The message is clearly focused on the notion that the Constitution is not a relic. It has to be empowered and must be assessed by the way in which it applies to everyday democracy, which is where it gains or loses its stripes. The spheres of politics and public administration must take heed that they will be judged according to this yardstick. Which is why Mattarella’s speeches to young magistrates have focused on the role of justice as a public service in an environment of constant conflict between justice and politics and questions of magistrates’ civil responsibility.
Also relevant is the new president’s acknowledgement that a response to the breakdown of political representation and of traditional intermediate bodies in recent years has come from independent and unexpected forms of activism organised directly by citizens to protect their rights, as well as shared values such as the environment, and gain support for the weaker sections of society.
Mattarella’s content seems to be consistent with his choices regarding the message and its recipients. Rather than speak of politics, he has been speaking about public policies: in education, health, welfare, immigration, employment, business, the environment, equal opportunities for women and the young, and European integration. These are emergency issues in our democracy that need to be addressed and, at the same time, where the opportunity lies to strengthen the bonds that are the foundation of our shared citizenship.

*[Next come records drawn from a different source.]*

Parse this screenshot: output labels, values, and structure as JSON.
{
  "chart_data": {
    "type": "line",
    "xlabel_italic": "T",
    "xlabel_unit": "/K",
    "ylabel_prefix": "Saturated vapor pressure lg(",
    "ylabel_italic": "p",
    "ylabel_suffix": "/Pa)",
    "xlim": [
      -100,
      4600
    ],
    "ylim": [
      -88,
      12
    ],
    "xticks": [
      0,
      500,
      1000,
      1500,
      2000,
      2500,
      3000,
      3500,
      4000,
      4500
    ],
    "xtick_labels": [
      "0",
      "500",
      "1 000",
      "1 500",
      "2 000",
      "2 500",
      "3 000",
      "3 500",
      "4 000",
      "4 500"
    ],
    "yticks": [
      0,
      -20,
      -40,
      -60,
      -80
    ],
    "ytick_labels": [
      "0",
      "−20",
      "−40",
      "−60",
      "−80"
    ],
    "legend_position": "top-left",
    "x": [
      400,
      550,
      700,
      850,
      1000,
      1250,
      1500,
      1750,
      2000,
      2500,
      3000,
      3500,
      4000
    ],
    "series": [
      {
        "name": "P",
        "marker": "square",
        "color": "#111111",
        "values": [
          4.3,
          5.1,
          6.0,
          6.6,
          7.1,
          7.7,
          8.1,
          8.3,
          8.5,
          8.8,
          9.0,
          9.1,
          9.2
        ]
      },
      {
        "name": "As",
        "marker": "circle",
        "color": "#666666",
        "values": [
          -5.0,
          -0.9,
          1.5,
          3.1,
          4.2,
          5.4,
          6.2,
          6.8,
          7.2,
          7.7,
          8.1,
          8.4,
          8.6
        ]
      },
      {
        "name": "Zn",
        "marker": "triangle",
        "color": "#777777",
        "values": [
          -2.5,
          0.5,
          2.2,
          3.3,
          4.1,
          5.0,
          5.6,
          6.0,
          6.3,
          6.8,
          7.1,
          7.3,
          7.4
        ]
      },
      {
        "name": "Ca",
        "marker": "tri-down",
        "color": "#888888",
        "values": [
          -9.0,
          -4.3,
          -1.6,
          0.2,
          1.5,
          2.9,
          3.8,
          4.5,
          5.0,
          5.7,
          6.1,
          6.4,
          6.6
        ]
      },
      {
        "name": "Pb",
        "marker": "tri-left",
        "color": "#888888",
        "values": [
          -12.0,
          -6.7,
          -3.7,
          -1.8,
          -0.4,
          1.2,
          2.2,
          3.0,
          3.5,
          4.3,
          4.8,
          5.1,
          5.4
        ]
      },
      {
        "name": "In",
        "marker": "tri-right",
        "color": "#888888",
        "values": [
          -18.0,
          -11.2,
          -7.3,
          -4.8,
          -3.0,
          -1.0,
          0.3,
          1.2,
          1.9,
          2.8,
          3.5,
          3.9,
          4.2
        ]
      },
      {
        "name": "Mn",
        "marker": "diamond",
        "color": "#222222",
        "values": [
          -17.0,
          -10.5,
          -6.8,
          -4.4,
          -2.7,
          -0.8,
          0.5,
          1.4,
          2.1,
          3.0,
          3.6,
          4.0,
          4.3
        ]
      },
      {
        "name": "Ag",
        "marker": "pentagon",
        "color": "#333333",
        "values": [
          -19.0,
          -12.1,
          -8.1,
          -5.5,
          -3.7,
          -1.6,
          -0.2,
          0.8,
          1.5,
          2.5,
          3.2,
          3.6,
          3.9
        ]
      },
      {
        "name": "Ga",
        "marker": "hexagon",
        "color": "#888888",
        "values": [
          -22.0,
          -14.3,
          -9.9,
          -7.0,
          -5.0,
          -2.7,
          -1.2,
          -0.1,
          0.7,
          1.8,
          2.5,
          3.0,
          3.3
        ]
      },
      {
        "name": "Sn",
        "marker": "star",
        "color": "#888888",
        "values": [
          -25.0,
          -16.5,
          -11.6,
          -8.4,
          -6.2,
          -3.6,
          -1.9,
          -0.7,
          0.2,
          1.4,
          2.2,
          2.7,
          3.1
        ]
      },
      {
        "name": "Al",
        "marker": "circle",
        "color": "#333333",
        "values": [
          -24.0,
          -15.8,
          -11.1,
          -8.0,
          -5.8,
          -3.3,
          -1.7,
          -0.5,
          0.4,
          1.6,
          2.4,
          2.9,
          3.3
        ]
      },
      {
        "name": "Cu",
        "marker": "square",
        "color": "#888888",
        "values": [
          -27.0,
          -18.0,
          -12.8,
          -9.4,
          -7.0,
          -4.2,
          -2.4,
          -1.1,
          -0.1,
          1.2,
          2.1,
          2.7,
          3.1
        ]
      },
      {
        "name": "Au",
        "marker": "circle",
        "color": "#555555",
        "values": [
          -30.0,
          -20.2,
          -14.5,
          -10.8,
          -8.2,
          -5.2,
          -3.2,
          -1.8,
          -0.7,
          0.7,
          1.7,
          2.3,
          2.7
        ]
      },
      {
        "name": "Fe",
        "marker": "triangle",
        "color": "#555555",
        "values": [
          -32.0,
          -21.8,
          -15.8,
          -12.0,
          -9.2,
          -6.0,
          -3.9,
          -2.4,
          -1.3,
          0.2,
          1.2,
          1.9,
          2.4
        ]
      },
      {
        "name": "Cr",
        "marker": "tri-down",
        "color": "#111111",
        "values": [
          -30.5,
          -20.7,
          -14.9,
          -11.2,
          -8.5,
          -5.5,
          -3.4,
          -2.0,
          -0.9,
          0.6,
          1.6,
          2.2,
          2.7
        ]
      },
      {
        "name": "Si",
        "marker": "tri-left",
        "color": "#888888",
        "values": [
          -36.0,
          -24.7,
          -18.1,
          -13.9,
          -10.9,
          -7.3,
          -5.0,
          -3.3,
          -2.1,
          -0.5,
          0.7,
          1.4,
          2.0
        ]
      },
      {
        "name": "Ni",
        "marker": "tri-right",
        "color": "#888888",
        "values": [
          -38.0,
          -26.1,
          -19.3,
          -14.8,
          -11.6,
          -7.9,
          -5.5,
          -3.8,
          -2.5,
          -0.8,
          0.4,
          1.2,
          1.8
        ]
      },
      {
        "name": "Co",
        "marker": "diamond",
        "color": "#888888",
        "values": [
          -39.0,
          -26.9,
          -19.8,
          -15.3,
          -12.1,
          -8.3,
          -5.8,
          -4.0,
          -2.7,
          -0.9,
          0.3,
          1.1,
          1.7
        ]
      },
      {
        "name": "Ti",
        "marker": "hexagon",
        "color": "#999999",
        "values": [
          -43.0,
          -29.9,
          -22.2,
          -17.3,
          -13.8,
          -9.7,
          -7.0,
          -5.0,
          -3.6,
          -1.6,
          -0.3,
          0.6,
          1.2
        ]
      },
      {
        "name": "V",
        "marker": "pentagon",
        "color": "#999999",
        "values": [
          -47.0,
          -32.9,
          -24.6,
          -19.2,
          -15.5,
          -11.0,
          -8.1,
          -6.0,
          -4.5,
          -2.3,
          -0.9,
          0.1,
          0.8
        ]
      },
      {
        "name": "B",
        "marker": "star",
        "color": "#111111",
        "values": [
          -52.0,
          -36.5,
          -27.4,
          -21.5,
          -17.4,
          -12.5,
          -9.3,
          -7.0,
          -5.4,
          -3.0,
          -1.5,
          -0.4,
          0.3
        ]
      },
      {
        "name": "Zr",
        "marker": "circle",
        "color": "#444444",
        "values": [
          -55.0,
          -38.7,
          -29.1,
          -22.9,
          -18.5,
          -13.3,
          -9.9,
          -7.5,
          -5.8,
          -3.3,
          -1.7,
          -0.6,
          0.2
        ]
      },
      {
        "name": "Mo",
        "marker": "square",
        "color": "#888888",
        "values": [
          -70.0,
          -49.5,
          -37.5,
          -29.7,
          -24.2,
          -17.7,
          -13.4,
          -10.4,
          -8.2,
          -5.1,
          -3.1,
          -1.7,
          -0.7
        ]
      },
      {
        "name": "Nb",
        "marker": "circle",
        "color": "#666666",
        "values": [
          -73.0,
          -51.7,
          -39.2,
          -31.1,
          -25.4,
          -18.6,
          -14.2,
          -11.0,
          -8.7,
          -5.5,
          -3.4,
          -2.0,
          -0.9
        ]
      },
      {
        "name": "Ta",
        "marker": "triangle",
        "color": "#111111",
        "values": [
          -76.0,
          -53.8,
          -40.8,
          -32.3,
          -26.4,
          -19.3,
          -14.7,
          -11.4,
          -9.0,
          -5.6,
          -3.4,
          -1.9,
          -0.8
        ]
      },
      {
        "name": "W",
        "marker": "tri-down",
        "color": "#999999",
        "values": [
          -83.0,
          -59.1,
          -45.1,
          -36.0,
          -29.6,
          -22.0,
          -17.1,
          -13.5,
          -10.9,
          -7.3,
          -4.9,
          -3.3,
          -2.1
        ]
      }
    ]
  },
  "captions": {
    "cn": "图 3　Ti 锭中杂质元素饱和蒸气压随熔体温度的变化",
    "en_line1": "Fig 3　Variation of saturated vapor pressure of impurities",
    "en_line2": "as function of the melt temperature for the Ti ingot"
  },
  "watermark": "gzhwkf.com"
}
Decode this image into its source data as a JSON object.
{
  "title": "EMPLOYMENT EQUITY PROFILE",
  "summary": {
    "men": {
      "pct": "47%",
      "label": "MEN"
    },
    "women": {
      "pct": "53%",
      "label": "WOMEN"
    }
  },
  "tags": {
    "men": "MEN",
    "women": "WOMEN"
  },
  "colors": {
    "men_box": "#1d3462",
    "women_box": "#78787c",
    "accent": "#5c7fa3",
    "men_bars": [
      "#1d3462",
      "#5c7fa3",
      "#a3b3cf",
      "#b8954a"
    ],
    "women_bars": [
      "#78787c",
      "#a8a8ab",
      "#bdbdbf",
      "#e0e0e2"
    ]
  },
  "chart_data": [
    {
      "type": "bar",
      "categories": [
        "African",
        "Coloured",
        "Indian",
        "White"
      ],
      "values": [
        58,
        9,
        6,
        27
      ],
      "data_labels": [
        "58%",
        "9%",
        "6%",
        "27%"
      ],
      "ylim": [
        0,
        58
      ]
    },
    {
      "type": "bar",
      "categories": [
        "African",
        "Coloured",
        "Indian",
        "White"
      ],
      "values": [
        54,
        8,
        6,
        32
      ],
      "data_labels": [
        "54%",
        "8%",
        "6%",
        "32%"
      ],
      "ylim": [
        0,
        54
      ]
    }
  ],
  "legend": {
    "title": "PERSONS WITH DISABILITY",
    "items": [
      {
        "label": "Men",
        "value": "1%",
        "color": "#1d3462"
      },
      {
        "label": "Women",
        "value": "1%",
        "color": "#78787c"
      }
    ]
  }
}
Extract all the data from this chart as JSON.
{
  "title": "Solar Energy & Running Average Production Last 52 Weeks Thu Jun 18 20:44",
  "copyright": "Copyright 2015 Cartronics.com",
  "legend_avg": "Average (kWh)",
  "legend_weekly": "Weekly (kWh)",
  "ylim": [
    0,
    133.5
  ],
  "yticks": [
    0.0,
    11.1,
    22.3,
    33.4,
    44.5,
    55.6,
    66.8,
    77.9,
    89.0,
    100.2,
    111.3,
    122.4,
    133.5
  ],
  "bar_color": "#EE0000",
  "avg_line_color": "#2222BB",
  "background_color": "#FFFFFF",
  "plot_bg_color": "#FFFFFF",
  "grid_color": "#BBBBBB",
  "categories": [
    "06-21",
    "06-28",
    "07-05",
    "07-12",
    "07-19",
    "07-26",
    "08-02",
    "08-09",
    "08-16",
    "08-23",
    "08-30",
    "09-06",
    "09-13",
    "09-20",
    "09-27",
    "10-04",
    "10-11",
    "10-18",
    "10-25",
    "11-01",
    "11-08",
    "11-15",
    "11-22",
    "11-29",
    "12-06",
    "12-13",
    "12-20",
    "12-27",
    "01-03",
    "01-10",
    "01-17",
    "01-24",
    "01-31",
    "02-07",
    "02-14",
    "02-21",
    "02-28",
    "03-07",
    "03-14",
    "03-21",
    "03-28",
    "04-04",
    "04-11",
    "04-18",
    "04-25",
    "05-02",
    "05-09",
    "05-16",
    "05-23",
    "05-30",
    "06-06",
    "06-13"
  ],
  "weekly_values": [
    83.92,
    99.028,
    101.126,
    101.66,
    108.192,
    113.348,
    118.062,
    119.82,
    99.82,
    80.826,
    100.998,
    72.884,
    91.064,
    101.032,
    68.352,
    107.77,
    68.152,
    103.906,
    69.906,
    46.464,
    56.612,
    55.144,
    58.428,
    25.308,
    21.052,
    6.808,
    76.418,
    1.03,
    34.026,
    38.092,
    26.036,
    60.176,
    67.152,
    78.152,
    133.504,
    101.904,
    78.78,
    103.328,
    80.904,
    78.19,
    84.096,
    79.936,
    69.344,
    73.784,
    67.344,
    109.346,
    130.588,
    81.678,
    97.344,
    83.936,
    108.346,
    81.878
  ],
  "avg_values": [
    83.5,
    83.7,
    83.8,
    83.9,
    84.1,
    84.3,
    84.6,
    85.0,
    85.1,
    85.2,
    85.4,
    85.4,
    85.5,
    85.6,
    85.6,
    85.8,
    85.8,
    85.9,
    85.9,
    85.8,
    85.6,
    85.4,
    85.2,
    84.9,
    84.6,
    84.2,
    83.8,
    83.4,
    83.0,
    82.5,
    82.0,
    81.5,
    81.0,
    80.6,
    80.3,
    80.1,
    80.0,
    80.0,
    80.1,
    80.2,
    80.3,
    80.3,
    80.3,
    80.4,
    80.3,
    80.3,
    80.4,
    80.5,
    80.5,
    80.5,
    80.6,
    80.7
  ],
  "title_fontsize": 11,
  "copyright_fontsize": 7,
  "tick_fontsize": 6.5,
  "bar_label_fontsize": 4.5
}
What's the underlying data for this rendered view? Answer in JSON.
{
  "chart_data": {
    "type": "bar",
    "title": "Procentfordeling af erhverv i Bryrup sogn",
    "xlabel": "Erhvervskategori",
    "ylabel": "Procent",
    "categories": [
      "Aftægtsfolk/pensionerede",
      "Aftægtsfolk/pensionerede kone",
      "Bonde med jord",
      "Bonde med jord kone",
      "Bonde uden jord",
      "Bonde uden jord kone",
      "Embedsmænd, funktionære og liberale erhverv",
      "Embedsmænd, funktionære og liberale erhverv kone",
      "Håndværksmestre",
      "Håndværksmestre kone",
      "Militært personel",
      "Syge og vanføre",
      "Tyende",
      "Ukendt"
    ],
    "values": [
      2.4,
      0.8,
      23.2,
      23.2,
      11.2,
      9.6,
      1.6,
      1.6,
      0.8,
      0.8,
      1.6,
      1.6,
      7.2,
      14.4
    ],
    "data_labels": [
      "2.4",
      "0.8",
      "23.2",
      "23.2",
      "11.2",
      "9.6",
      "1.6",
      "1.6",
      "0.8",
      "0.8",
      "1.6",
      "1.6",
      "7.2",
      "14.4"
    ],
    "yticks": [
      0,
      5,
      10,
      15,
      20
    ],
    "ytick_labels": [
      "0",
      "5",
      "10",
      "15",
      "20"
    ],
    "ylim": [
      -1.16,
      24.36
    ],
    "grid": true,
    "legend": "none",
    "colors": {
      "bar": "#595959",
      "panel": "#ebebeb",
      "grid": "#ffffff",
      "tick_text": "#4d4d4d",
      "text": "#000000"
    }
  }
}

When he was elected, plenty of words were spent on Mattarella’s ties with one of Italy’s great cultural and political traditions, the Christian Democratic Party. While these ties cannot be denied, what seems less predictable and more interesting is Mattarella’s relationship with contemporary Italy, a country that has changed greatly with respect to its long-standing image and today faces challenges that require a new, realistic approach. The fact that the new president of the republic says so can be considered good news.
Public policies are a unifying element in a democracy marred by mistrust. President Mattarella places his trust in the citizens.